Выбрать главу

Есть в лавре и свои хулиганы, вроде отцов Стратоника и Георгия. Есть злостные неплательщики алиментов, вроде монаха Иова.

Леонид Дятковский выдает себя за смиренного монаха Ливерия. Но по воле случая уцелели архивы немецкой полиции, а в тех архивах документы, собственноручно написанные этим самым Леонидом Михайловичем Дятковским 1912 года рождения, уроженцем села Заградивки. В своей анкете Дятковский — знай, кому пишешь, — делает особое ударение на своих «заслугах», как-то: «сын сельского попа, служил дьяконом, пытался бежать за границу от террора большевиков и жидов, был осужден советским судом, отбывал наказание как социально опасный». Что же, отличные качества для полицая, на место которого претендовал тот, что изливался перед оккупантами в своих верноподданнических чувствах. Сохранилась и собственноручно нацарапанная им расписка: «Я, гражданин Дятковский Леонид Михайлович, даю подписку полиции в том, что я обязуюсь проработать в полиции не меньше года и добросовестно выполнять все приказы командира».

И он работает «не меньше года». И «добросовестно». Весьма добросовестно выполняет все приказы командира. Что значит по-фашистски честно работать? Что значит вообще работать в полиции — нетрудно расшифровать. Так служитель религиозного культа, еще недавно твердивший заповедь «не убий», по доброй воле сменил крест на автомат…

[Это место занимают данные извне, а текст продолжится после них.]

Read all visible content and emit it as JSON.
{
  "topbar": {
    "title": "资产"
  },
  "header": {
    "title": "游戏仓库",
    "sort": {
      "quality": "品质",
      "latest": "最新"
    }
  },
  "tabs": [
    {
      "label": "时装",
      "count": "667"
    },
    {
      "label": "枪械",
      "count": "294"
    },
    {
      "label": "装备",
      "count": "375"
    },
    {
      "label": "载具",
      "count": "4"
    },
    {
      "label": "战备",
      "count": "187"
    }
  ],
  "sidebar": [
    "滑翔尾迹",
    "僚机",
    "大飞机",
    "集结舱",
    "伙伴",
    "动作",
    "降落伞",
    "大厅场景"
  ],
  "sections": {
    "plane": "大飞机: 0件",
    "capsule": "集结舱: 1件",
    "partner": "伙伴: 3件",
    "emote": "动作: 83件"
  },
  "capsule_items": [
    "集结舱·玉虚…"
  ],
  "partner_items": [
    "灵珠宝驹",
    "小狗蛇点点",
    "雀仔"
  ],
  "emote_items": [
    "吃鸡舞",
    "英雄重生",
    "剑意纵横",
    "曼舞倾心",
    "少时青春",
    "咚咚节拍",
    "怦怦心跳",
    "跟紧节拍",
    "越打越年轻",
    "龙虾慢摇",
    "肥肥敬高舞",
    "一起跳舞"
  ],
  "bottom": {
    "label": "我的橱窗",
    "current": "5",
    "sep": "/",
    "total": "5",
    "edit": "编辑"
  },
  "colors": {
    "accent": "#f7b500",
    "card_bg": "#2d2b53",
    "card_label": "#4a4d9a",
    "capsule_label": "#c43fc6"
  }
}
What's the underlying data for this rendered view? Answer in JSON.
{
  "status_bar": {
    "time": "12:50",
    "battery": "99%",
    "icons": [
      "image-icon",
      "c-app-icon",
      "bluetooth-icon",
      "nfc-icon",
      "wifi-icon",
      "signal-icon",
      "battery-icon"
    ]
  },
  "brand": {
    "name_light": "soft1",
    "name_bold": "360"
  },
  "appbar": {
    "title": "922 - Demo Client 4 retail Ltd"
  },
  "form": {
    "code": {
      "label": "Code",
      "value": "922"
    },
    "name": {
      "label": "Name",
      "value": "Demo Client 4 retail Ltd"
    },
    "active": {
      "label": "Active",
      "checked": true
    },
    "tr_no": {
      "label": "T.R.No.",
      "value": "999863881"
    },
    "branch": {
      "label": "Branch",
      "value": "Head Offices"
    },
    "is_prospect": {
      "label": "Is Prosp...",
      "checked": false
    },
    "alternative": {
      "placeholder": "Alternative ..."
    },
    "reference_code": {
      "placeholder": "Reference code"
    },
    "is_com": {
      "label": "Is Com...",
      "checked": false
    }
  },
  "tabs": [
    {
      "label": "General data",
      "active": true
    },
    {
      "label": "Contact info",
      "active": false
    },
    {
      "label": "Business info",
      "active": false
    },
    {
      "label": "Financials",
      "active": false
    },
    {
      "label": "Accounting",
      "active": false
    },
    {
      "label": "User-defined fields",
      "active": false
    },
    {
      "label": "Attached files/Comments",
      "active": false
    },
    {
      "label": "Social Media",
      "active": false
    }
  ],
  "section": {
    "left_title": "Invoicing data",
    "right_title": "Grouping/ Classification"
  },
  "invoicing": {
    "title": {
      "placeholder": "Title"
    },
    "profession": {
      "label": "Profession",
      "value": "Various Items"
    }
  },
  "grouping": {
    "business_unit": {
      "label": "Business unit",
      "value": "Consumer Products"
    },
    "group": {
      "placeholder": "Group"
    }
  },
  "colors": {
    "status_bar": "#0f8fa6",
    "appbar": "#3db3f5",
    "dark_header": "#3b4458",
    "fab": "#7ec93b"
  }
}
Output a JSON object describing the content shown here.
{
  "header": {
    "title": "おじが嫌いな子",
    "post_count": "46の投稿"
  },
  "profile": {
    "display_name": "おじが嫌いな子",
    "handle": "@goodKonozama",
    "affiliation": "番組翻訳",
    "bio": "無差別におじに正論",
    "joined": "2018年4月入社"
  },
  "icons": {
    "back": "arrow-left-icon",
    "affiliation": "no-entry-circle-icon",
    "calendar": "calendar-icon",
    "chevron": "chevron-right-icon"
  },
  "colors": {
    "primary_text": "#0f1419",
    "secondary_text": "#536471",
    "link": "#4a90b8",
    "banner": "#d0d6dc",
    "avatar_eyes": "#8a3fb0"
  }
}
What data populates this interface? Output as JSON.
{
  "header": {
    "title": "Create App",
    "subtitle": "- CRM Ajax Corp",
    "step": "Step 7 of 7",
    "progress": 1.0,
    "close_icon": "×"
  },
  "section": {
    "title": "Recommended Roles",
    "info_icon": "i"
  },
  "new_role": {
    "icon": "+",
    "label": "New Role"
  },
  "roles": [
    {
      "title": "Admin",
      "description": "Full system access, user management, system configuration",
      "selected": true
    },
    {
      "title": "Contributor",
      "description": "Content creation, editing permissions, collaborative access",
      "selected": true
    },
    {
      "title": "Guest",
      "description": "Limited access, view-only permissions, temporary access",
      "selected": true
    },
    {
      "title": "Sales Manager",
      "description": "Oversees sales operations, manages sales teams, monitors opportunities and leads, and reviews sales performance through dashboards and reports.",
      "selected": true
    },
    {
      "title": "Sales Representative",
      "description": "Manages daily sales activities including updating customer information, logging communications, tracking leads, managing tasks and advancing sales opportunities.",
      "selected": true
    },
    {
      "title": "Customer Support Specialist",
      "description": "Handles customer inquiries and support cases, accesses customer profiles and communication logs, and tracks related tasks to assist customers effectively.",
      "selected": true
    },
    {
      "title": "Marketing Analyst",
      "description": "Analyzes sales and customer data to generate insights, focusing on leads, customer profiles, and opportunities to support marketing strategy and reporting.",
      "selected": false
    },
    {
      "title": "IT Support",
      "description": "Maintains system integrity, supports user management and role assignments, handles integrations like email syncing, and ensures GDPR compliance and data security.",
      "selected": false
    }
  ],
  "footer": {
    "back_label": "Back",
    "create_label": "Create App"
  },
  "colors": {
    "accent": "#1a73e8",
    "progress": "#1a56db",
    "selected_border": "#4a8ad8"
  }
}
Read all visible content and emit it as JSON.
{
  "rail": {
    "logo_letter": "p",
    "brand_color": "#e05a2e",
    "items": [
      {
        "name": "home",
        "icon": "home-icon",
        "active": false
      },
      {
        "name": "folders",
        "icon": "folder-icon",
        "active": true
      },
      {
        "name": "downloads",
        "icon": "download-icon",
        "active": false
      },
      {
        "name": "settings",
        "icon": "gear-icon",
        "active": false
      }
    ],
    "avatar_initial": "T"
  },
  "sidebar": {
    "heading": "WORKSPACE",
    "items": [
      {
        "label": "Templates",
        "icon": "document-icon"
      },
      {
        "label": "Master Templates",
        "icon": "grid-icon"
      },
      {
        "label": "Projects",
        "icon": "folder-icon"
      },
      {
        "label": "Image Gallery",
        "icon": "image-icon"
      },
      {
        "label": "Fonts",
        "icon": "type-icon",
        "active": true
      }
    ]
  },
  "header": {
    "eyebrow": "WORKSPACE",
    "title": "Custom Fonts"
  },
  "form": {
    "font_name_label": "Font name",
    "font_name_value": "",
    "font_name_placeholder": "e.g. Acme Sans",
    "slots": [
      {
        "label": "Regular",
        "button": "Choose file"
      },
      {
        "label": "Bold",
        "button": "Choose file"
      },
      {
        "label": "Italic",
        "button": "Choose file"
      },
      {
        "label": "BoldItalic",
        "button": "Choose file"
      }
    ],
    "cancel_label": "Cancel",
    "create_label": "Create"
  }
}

При отступлении фашистских хозяев Дятковский прячет подальше мундир полицая и вновь облачается в смиренную черную рясу. И вот уже нет Леонида Дятковского. Есть иеромонах Ливерий…

Мало, слишком мало еще знают у нас о монастырском житье-бытье. Впрочем, я и сама знала о нем немного и поэтому старалась каждый день своей командировки проводить поближе к тем, о которых задумала написать правдиво и без прикрас…

Глава VI. ШКАТУЛКА С СЕКРЕТОМ

…Снова бьет колокол. Ничего не поделаешь, опять тащусь на церковную службу, иначе не удастся посмотреть все своими глазами…

На ближних подступах к церкви стоит худая оборванная женщина с испитым лицом.

— Подайте для праздника господня, телу во здравие, душе во спасение от своих трудов праведных, — гнусавит она, хватая за рукав проходящих.

Андреевна бросает на попрошайку сердитый взгляд: совсем обнаглела!

— Кто такая?

— Федосья Фокина… Тоже духовной дочкой считается.

Я уже знаю, что духовные дочки — это те, которые исповедуются духовному отцу, состоят под его духовным началом и поступают по его велению. У каждого здешнего монаха имеется до ста «дочерей».

— Но дочки бывают разные, — снисходительно разъясняет мне Андреевна, которой пришлась весьма по вкусу роль ходячей монастырской энциклопедии. — Ты по Федосье-то о всех не суди, — остерегает меня она. — Она баба пьющая и гулящая. А грехи ей отпускаются за то, что она для церкви посылки на свое имя получает. Посылки-то она, правда, отдает духовнику, но сама их дома вскрывает. Ей немало, конечно, перепадает. Корысть привела ее к богу. А истинно верующие служат богу бескорыстно. Вон видишь женщину? Ее, как и богоматерь, Марией зовут. Святая, самая что ни есть святая.

У стенки жмется женщина, глаза ее бегают, как два испуганных, подбитых воробушка. Встретившись со мной взглядом, она отдергивает протянутую было за подаянием исхудалую руку.

Андреевна полушепотом, взахлеб рассказывает, что у Марии Белоцеркович — трое детей, но «бога она возлюбила превыше чад своих». Муж, который «не понял ее высокой души», судом добился, чтобы Марию лишили материнских прав. Тогда Мария, «обрадовавшись, что отпали у нее мирские заботы», насовсем оставила дом и, с благословения отца Сергия, прибилась возле монастыря.

— Да неужели бог может потребовать от матери, чтоб она бросила своих детей? — возмущаюсь я.

Андреевна бросает на меня укоризненный взгляд: «Эх ты, а еще образованная» — и поясняет:

— Да ведь Христос прямо говорит: «Кто любит отца или мать более, нежели меня, недостоин меня, и кто любит сына или дочь более меня, недостоин меня». Я ведь тоже своего сыночка в Казани бросила…

— Сперва у чудотворной помолимся, — тянет меня за рукав Андреевна. — И помни: от крепости веры твоей зависит сподобиться божьей благодати.

Конечно, меньше всего я рассчитываю «сподобиться». Но любопытно, «сподабливаются» ли другие?

Анна Андреевна смотрит на меня все с той же мягкой укоризной: мол, разве можно сомневаться в милости божьей?